Pipeline for taking STAR's SJ.out files and parsing the counts for a given bed of named spliced junctions
Edit the top lines of the .smk file to run correctly
There's two independent parts to the analysis, one will turn STAR's splice junction into bed files, sort them, and then use bedtools plus some awk to give a final output file that looks like this(without the header)
chromosome | start | end | filename_this_count_comes_from | count | strand | name_of_junction_in_your_input |
---|---|---|---|---|---|---|
chr19 | 7168094 | 7170537 | Cont-B_S2.SJ.out | 49 | - | INSR_annotated |
chr19 | 7168094 | 7170537 | Cont-C_S3.SJ.out | 30 | - | INSR_annotated |
chr19 | 7168094 | 7170537 | Cont-D_S4.SJ.out | 35 | - | INSR_annotated |
chr19 | 7168094 | 7170537 | control_fluorescent_2.SJ.out | 9 | - | INSR_annotated |
chr19 | 7168094 | 7170537 | control_fluorescent_3.SJ.out | 5 | - | INSR_annotated |
chr19 | 7168094 | 7170537 | control_none_1.SJ.out | 20 | - | INSR_annotated |
To use that part properly you'll want to edit parse_star_junctions.smk
And tweak the following input
project_dir
- this is a top level folder where the sorted beds, and outputs are going to end up
out_spot
- a folder underneath project_dir
that will be created, and sorted beds are output is going to appear
bam_spot
- pipeline is fairly lazy, it's going to glob wild cards from this folder, so make sure all the samples you want to are in
the same folder, (symlinks are fine!)
bam_suffix
- suffix of the bams for pattern matching to work
sj_suffix
- suffix of your splice junction tables for pattern matching to work
bed_file
- a bed file of junctions you want to compare against
final_output_name
- a name for your file. the final output file will be located in:
{project_dir}/{out_spot}/{final_output_name}.aggregated.clean.annotated.bed
This will contain only the junctions in bed_file
and with the names of the junction and the names of the file it was found it
You'll also have a file called
{project_dir}/{out_spot}/{final_output_name}.aggregated.bed
This is all the junctions which overlapped the ones in bed_file
, useful to check
if you expected junctions that weren't present because you might have an a one-off error.

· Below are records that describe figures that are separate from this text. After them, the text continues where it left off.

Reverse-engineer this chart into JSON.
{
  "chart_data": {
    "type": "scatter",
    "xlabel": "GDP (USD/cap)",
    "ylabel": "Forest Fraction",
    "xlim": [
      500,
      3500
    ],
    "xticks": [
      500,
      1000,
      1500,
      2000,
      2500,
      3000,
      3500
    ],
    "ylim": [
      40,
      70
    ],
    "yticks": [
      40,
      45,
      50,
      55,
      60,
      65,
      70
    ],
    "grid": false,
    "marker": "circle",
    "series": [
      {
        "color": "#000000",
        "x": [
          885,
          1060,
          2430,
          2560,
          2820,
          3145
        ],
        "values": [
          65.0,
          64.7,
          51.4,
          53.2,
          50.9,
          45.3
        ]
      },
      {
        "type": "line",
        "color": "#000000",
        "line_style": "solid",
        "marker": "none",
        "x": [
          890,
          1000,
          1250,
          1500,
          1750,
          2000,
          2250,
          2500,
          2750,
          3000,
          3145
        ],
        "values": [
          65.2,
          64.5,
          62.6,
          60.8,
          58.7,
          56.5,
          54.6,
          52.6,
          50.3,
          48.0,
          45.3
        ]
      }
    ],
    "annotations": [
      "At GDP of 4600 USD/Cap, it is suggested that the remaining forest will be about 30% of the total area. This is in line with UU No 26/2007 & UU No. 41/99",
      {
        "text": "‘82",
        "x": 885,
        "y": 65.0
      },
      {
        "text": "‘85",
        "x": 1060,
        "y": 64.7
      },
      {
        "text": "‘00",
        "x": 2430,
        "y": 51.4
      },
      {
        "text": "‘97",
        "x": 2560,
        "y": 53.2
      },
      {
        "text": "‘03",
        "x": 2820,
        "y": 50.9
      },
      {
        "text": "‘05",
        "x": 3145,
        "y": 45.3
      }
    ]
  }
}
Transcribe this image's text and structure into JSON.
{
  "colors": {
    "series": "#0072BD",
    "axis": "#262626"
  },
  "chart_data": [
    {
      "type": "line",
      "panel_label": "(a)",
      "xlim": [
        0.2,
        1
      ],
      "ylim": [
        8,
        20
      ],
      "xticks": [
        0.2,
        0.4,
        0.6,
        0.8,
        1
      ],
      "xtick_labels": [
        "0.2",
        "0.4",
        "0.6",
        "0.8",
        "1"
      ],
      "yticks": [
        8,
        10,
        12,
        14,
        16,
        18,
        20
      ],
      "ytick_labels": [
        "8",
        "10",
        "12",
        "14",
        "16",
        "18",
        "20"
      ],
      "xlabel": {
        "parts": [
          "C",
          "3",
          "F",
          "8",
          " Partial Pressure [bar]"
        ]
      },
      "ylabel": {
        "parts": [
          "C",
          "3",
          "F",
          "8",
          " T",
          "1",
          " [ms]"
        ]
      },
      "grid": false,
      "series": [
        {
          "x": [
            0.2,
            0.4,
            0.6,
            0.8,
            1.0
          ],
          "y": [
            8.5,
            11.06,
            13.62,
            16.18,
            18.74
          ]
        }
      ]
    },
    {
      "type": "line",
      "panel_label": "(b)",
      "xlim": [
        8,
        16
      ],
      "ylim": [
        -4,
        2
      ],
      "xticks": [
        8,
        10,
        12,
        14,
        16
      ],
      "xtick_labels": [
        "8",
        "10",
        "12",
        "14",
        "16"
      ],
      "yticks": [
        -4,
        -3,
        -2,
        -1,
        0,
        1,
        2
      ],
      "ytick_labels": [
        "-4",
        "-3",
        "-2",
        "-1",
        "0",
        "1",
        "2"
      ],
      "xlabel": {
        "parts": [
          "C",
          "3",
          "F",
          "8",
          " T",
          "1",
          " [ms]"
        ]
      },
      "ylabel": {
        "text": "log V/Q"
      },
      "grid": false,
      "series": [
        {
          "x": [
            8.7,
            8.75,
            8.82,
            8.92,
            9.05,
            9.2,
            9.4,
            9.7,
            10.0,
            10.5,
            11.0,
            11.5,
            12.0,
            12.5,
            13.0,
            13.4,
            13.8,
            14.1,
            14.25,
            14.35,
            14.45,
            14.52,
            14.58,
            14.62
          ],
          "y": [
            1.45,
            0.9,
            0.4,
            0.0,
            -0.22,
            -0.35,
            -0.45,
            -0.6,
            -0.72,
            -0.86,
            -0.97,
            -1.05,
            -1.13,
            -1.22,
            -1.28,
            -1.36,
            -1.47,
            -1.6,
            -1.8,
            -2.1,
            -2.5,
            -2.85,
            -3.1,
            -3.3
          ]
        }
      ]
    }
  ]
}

Basic work flow is that the first rule will convert a SJ.out.tab to a bed file, and put the 'name' of each entry as the name of the file it's in
e.g. if I input a folder with samples called sample01.SJ.out.tab
and sample02.SJ.out.tab
I'll get 2 beds that look like this
chrY 57208979 57209532 sample01.SJ.out 0 + chrY 57209059 57209219 sample01.SJ.out 0 +
chrY 57208979 57209532 sample02.SJ.out 0 + chrY 57209059 57209219 sample02.SJ.out 0 +
The second part uses Dasper to annotate relative to a GTF and convert STAR's splice junction counts to percent spliced in.
Feel free to try linking the 2 together but that part is highly developmental yet, so buyer-beware.